En la presentación de los Core i9 del pasado octubre, los estrategas de comunicación tuvieron apuros para destacar las novedades. Se augura que con la décima generación, prevista para el otoño de 2019, los procesadores ya serán de 10 nm, pero no está claro si los productos estarán disponibles a principios de 2020 o más tarde. Mientras tanto, el sempiterno rival de Intel, AMD, promete estar a punto de introducir la segunda generación de chips de 7 nm, esto es tres generaciones completas por delante de Intel.
Es una situación exasperante para los fabricantes de ordenadores desktop y portátiles, obligados a vivir tres años de modelos que no representan mejoras sustanciales en las prestaciones de los procesadores. Da igual, en la práctica, que sean de séptima, octava o novena generación; el rediseño de sus productos no da mucho más de sí, tras recurrir a todas las argucias en tamaño, colores y texturas.
En el caso de los procesadores para servidores y centros de proceso de datos, la situación es más alarmante si cabe, porque la demanda pide equipos mucho más potentes, para atender las nuevas aplicaciones y programas de inteligencia artificial, que los chips actuales de Intel no son capaces de ofrecer. Sólo se consiguen con los modelos Xeon más caros, que encima son escasos y sufren retrasos de entrega.
Un problema adicional deriva de las vulnerabilidades de los procesadores x86 que se detectaron en 2017, por mal nombre Metdown y Spectre. Aunque Intel asegura haberlas resuelto, cunde la sospecha de que ha añadido rutinas redundantes que, a la postre, degradan el rendimiento de sus ordenadores.
Para agravar las cosas, las actualizaciones fallidas de Windows – esto no es culpa de Intel sino de Microsoft – hacen que los sistemas operativos y las aplicaciones funcionen, o eso parece, más lentas de lo razonable.
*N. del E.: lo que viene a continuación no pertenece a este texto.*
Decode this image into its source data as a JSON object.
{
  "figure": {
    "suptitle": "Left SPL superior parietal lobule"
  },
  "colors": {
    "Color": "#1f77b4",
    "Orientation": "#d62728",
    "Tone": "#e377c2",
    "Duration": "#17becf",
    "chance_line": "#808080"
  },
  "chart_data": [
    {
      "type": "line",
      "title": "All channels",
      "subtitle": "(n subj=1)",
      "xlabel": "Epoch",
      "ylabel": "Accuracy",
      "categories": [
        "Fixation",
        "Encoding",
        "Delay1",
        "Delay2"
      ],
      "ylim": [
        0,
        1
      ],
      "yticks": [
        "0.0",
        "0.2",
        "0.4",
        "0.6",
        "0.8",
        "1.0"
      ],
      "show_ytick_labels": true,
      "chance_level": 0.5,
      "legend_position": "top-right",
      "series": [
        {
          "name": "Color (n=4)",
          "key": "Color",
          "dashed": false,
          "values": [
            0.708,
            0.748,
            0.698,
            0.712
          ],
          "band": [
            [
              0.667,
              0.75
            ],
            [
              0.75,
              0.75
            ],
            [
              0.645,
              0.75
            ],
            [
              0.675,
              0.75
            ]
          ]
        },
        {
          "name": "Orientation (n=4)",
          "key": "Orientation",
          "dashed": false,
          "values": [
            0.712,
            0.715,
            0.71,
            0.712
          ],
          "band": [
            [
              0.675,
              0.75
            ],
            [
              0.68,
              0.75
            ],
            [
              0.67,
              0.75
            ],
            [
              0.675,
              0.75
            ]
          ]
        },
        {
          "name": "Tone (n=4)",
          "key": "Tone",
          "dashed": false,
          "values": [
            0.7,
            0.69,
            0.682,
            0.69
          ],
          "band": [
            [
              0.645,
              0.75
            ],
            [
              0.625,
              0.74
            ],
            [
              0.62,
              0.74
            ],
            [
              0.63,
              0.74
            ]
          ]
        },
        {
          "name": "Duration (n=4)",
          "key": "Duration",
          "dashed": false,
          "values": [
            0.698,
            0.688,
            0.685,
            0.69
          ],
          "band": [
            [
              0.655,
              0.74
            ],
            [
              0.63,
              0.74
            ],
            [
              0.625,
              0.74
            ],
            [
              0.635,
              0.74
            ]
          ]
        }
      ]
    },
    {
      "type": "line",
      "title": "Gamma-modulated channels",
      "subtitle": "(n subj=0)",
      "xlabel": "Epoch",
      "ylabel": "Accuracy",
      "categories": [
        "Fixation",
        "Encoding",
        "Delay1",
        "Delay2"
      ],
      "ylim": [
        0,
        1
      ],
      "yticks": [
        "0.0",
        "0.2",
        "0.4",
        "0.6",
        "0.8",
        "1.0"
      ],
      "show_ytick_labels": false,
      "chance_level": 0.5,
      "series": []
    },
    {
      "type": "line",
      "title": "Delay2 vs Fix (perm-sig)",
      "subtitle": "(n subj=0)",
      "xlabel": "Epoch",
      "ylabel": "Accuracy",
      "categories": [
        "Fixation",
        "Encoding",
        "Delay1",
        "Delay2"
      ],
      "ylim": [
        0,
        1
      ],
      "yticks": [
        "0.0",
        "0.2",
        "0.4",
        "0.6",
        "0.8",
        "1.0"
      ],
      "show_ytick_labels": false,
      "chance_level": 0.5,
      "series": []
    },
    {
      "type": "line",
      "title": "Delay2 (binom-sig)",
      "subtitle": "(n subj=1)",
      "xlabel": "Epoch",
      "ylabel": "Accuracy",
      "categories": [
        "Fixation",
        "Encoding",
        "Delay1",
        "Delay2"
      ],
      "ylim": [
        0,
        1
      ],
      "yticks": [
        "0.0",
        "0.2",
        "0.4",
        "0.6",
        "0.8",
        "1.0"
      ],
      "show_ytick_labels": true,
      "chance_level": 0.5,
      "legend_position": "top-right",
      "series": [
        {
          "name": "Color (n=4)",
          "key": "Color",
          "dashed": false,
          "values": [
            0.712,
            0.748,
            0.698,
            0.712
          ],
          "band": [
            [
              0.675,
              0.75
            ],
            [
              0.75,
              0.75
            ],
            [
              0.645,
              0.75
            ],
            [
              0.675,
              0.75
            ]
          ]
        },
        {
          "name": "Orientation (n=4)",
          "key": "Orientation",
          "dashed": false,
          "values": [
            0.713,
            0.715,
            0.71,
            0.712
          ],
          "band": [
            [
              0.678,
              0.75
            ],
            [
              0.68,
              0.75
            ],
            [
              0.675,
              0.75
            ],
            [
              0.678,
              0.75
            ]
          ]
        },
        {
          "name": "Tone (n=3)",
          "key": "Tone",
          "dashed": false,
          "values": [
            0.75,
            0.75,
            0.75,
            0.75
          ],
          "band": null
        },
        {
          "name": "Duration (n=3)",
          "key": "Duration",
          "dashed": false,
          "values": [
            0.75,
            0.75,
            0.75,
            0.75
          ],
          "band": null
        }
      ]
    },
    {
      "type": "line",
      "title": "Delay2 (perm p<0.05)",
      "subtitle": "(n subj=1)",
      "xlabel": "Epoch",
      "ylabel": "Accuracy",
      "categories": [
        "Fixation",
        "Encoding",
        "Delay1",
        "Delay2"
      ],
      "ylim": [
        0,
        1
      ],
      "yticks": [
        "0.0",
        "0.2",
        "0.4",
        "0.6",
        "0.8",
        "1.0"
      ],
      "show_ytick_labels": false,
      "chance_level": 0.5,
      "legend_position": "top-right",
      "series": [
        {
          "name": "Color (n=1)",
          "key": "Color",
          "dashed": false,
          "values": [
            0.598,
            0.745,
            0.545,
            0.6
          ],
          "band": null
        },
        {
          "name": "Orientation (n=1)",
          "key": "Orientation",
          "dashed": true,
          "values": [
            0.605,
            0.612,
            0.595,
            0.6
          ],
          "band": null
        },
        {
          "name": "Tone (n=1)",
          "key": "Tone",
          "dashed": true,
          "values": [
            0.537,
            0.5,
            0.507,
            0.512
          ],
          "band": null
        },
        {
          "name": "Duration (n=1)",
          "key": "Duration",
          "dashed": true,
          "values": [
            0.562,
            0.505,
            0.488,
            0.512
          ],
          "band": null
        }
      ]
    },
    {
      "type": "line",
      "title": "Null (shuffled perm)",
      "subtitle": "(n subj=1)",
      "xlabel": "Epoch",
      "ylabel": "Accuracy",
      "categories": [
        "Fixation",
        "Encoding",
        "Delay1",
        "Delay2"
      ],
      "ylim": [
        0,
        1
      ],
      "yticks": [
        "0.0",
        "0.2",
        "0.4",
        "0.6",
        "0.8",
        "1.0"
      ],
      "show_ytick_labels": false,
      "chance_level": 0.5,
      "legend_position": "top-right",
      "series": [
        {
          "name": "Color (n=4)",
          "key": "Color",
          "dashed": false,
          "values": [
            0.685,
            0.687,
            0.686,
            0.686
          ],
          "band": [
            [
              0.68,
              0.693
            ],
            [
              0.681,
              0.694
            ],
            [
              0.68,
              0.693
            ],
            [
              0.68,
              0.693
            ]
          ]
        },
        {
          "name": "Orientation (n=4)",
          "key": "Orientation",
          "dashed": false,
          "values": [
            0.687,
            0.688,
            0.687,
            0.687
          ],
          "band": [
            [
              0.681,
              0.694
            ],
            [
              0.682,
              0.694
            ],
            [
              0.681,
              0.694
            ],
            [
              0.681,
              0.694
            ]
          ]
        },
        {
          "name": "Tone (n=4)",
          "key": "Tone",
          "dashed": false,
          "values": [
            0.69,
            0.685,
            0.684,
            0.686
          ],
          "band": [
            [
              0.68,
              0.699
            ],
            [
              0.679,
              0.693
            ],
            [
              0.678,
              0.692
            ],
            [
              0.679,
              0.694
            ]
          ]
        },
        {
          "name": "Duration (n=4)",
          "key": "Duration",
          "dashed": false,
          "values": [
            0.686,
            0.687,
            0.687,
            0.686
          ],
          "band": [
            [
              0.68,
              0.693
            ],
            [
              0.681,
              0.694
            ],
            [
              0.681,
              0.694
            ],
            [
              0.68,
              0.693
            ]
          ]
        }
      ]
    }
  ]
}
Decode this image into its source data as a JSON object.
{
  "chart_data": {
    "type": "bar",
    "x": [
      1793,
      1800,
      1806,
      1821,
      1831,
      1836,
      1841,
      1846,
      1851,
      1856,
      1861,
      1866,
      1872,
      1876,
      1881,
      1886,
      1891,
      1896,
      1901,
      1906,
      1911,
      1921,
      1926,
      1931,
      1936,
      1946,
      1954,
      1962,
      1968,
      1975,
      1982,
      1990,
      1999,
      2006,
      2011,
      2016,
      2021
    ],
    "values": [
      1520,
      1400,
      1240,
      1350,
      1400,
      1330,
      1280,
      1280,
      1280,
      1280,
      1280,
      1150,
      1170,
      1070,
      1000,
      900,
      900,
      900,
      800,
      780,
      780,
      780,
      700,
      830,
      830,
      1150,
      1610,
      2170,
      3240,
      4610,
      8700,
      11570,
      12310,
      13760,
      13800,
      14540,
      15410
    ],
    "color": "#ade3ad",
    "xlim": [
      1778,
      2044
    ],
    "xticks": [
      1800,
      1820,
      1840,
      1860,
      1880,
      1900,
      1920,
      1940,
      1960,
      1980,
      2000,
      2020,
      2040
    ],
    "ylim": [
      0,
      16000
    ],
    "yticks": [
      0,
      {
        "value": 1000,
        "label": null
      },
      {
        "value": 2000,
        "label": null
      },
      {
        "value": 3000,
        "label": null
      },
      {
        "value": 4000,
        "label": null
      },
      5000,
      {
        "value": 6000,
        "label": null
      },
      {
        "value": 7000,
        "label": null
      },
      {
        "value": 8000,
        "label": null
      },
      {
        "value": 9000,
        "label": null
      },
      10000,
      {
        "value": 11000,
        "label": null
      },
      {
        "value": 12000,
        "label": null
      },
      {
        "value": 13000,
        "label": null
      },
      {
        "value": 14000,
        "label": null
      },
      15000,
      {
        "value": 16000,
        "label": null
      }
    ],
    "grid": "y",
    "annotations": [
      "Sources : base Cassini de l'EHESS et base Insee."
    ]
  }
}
Esto, por cierto, no equivale a las teorías sobre obsolescencia programada que se esgrimen sobre determinados fabricantes de smartphones.
Pese a esta suma de problemas, los beneficios y la facturación de Intel no paran de crecer. La aparente paradoja se debe a que los usuarios, especialmente los de centros de datos, no tienen más remedio que comprar al precio que sea aquello que se les ofrezca. Intel, naturalmente, es consciente del bajo rendimiento de sus Xeon, por lo que ha optado por vitaminarlos con nuevos tipos de memoria no volátil, que se encuentran a medio camino entre la tradicional DRAM y las de estado sólido SSD.
Para esto ha echado mano de dos productos recientes, la Optane DC Solid State Drive y la Optane DC Persistent Memory. Con esta clase de memorias – llamadas persistentes para distinguirlas de las convencionales – se obtiene más velocidad de lectura y escritura de los datos, por lo que el rendimiento global del sistema es mayor con el mismo procesador.
Salvando todas las distancias, esta táctica no es diferente de la empleada por los fabricantes de PC: poner más memoria DRAM y sustituir el disco duro por otro de estado sólido. O, la más pedestre, que un portátil trabaje más lento a cambio de ahorrar consumo de energía y presentarlo como una ventaja para el usuario. A todo esto, la tendencia al descenso de precios se ha invertido: seguirán subiendo el año que viene.